AMMA acting chief executive officer Minna Knight said the presumption that mining employers were not providing training and employment opportunities for Australia was completely wrong and misleading to the public.

“It is a major concern for the industry that the CFMEU has only this week been granted a place on the federal government’s advisory council for skilled migration, despite actively promoting this damaging and misleading rally,” Knight said.

Knight said the enterprise migration agreements and other skilled migration programs were creating Australian jobs, not replacing them.

“There are more than $500 billion worth of projects in Australia’s pipeline and we have two options here,” she said.

“We can implement constructive workforce strategies that ensure we have the arms and legs to build these future projects and retain the long term employment that come with them.

“Or, we can continue to allow trade unions to indulge in divisive and misleading campaigns, designed to alienate the very people that can assist us to get our projects built on time and budget.”

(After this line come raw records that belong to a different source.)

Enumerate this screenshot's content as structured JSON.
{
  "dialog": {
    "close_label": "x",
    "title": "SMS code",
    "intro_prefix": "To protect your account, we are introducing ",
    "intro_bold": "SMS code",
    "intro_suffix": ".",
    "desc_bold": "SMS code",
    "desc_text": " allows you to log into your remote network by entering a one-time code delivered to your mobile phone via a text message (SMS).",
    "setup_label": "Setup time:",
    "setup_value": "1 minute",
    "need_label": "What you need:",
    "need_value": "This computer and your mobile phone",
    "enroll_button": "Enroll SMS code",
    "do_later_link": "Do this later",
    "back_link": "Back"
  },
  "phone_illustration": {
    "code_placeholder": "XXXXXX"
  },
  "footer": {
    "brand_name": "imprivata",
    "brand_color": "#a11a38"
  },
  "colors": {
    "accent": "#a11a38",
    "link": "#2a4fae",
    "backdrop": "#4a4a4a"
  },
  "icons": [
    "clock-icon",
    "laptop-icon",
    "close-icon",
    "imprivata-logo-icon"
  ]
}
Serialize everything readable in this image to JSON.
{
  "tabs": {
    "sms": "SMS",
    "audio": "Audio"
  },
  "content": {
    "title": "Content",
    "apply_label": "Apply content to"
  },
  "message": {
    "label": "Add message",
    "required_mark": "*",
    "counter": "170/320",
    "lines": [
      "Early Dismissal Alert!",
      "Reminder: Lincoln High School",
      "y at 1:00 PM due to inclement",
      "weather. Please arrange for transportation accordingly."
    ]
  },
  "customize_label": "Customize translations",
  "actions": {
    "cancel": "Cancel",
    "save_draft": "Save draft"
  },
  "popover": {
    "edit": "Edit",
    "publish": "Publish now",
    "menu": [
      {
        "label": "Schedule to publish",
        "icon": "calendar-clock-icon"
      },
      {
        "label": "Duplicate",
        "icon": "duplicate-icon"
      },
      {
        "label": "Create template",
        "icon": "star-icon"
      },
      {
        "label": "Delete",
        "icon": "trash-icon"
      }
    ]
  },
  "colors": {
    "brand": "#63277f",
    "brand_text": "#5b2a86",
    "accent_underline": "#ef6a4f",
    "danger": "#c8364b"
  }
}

Yesterday, Knight told that Roy Hill had guaranteed 2000 training places and an additional 6300 jobs for Australians, despite its enterprise migration agreement approval for 1175 foreign workers.

“Furthermore, 83 per cent of the $10 billion capital expenditure for the construction of this project will be spent in Australia to support long-term local jobs and industry,” she said.

About 8000 workers are required for the Roy Hill project’s three-year construction phase. The EMA allows Hancock Prospecting to engage foreign workers on temporary visas to fill the skilled requirements not currently available in Australia.